As I have often done in the past, I am cross-posting an op-ed by my friend, Tammi Rossman-Benjamin of the Amcha Initiative, which appears in the Jewish Journal (Los Angeles). It concerns the California Faculty Association (CFA), which represents teachers in the California State University (CSU) system, which comprises 23 campuses. This organization has been working to dilute protections for Jewish students in California Assembly Bill 715, which was an attempt to eliminate any anti-Semitism in California's ethnic studies curricula in K-12.
In the article, Tammi points out three professors who are leading the charge: Melina Abdullah of California State University at Los Angeles, Theresa Montaño, California State University at Northridge, and Rabab Abdulhadi of San Francisco State. Of the three, it was Abdulhadi who caught my attention. I have written often about her on this site. I vividly recall the time she was scheduled to speak at UC Irvine, in 2015, and somehow never materialized on stage after I showed up with my video camera, and a dean who was present refused to enforce the Muslim Students Union's demand that no videotaping be done. Three chairs were sitting on the stage, and nobody ever sat in them. Instead, organizers hurriedly organized a Skype interview with some Palestinian character in Washington DC.

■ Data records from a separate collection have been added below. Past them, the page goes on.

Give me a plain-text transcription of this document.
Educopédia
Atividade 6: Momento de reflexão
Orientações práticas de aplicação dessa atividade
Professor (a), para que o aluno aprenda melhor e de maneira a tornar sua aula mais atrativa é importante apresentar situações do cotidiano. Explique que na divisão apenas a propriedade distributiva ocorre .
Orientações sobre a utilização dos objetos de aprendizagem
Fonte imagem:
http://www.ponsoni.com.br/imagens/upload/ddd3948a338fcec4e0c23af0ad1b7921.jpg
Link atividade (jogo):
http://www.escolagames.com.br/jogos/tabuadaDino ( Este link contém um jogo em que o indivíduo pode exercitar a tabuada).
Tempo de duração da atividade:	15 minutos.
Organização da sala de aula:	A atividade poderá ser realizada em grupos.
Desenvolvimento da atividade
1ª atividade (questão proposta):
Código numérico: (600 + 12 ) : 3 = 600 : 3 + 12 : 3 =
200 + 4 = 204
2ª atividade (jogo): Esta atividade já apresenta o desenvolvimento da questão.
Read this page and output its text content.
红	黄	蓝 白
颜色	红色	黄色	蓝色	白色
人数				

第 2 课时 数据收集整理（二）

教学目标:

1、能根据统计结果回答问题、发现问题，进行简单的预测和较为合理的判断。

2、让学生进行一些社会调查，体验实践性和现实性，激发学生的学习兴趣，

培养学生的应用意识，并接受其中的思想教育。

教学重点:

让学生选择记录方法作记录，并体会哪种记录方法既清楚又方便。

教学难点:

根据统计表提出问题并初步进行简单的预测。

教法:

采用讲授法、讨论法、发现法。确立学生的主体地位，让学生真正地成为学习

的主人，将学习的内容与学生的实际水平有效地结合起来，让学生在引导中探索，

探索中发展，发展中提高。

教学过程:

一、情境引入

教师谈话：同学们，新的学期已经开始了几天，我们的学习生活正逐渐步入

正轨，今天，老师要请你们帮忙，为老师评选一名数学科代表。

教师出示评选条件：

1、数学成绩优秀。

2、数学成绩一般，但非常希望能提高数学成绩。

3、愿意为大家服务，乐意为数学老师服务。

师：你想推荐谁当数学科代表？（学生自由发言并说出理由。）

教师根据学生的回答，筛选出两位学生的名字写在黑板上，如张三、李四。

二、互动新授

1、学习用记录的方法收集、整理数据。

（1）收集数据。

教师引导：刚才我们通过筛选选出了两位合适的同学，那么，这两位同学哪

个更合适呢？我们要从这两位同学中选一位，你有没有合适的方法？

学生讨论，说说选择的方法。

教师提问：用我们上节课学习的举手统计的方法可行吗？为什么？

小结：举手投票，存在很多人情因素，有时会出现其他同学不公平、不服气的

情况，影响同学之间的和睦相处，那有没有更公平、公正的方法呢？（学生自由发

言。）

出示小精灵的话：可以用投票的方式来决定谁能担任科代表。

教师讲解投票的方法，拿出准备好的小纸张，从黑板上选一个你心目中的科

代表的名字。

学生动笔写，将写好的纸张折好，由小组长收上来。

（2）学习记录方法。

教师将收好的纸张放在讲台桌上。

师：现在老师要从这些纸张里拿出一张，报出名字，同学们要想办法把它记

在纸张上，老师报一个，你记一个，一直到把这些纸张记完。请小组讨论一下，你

I find it greatly concerning that activist professors in the California State University system, as well as the University of California system, are so intent on indoctrinating our children in elementary and secondary schools with so many negative references to Jews, as outlined by Tammi. We have a serious problem of anti-Semitism, largely due to the constant anti-Israel propaganda on behalf of the Palestinian cause. First, it was in our universities, and now it is spreading to K-12, largely thanks to academic activists. They should stay out of our elementary and secondary schools and worry about their university campuses, which are in sorry shape, I must say (because of them).